Will COVID-19 Accelerate Aging and Cognitive Decline?

Researchers are raising concerns about COVID-19’s impact on health and aging in both the short and long term. Lindsay C. Kobayashi of the University of Michigan and colleagues found evidence of cognitive decline related to the stress of the pandemic. Older adults whose anxiety levels and sense of loneliness were elevated—relative to their own usual levels and to other older adults—reported more difficulties with cognitive function and abilities, they documented.6

Kobayashi and colleagues questioned whether such “acute changes in mental health during the pandemic will have long-term implications” for cognitive health, potentially related to the onset of dementia. They cautioned that individuals’ fluctuations in mental health during the COVID-19 pandemic may hasten cognitive decline in old age.

The long-term effects of COVID-19 on children remain to be seen. However, University of Southern California researchers Molly Crimmins Easterlin, Eileen M. Crimmins, and Caleb E. Finch are calling attention to the impact on children born to mothers who contracted COVID-19 during pregnancy, particularly before vaccines became available.7 Will those children age faster?

They point to findings from the 1918 influenza pandemic: Compared with their slightly older and younger peers, those born during that pandemic died earlier in adulthood and developed more diabetes, heart disease, and depression in middle age. The research team voiced the possibility that children born during the COVID-19 pandemic will be affected by “exposure to maternal infection and/or the stress of the pandemic environment,” and called for research tracking these children over the long term.

This article reflects research supported by the National Institute on Aging of the National Institutes of Health at the Centers on the Demography and Economics of Aging and Centers on the Demography and Economics of Alzheimer’s Disease/Alzheimer’s Disease and Related Dementias.

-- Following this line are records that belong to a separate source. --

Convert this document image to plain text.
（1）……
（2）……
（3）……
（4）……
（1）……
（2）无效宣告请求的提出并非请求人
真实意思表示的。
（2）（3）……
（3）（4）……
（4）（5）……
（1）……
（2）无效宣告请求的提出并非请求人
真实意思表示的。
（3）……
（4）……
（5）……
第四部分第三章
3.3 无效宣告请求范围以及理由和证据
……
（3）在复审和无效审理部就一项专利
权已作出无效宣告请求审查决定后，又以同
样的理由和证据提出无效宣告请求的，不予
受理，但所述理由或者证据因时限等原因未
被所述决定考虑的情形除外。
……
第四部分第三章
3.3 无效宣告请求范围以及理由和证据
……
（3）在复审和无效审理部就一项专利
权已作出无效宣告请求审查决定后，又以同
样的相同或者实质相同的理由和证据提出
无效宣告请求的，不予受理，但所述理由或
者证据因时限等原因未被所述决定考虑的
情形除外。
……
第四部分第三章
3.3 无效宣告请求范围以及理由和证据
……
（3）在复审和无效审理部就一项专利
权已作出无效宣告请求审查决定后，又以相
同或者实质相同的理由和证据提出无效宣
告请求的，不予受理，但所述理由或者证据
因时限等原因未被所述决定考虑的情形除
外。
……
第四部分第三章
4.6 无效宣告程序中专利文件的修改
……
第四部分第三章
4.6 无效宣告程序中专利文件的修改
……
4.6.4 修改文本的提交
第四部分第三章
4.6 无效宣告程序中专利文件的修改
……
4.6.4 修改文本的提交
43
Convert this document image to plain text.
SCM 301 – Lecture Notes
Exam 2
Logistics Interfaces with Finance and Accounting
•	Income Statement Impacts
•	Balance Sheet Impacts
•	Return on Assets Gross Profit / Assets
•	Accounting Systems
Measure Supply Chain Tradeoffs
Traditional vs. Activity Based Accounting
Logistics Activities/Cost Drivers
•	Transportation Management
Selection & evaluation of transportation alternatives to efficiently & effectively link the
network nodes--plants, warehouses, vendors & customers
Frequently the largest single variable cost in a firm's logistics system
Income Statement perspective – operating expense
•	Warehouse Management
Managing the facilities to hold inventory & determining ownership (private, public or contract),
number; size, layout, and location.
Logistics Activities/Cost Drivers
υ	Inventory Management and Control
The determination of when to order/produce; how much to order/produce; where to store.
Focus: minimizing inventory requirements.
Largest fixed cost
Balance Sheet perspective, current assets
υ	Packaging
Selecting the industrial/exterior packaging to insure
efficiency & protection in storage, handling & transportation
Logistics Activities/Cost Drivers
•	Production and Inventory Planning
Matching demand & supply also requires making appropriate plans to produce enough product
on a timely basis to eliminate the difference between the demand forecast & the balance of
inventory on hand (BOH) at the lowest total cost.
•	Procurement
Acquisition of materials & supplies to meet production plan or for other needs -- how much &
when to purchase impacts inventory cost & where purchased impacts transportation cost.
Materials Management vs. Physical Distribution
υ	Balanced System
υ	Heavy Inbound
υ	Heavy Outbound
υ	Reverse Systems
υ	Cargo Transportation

  1. Johanna A. Thunell, Patricia Ferido, and Julie M. Zissimopoulos, “COVID-19 Hospitalization and Mortality in Community-Dwelling Racially and Ethnically Diverse Persons Living With Dementia,” Journal of the American Geriatrics Society 71, no. 5 (2023): 1429-39.
  2. Ryon J. Cobb, Christy L. Erving, and W. Carson Byrd, “Perceived COVID-19 Health Threat Increases Psychological Distress Among Black Americans,” Ethnic and Racial Studies 44, no. 5 (2021): 806-18.
  3. Cassandra L. Hua et al., “Excess Mortality Among Assisted Living Residents With Dementia During the COVID-19 Pandemic,” Journal of the American Medical Directors Association 23, no. 10 (2022): 1743-49.
  4. Jennifer A. Schrack, Abigail E. Corkum, and Vicki A. Freedman, “COVID-19 Pandemic Experiences of Older Adults With Dementia in Community and Residential Care Settings: Results From a U.S. National Survey,” Alzheimer’s & Dementia 14, no. 1 (2022): e12382.
  5. Monique J. Brown et al., “COVID-19 Related Changes in Assistance Networks for Older Adults With and Without Dementia,” Journals of Gerontology, Series B: Psychological Sciences and Social Science 78, no. S1 (2023): S81-90.
  6. Lindsay C. Kobayashi et al., “Acute Relationships Between Mental Health and Cognitive Function During the COVID-19 Pandemic: Longitudinal Evidence From Middle-Aged and Older US Adults,” SSM Mental Health 2 (2022): 100097.
  7. Molly Crimmins Easterlin, Eileen M. Crimmins, and Caleb E. Finch, “Will Prenatal Exposure to SARS-CoV-2 Define a Birth Cohort With Accelerated Aging in the Century Ahead?Journal of Developmental Origins of Health and Disease 12, no. 5 (2021): 683-7.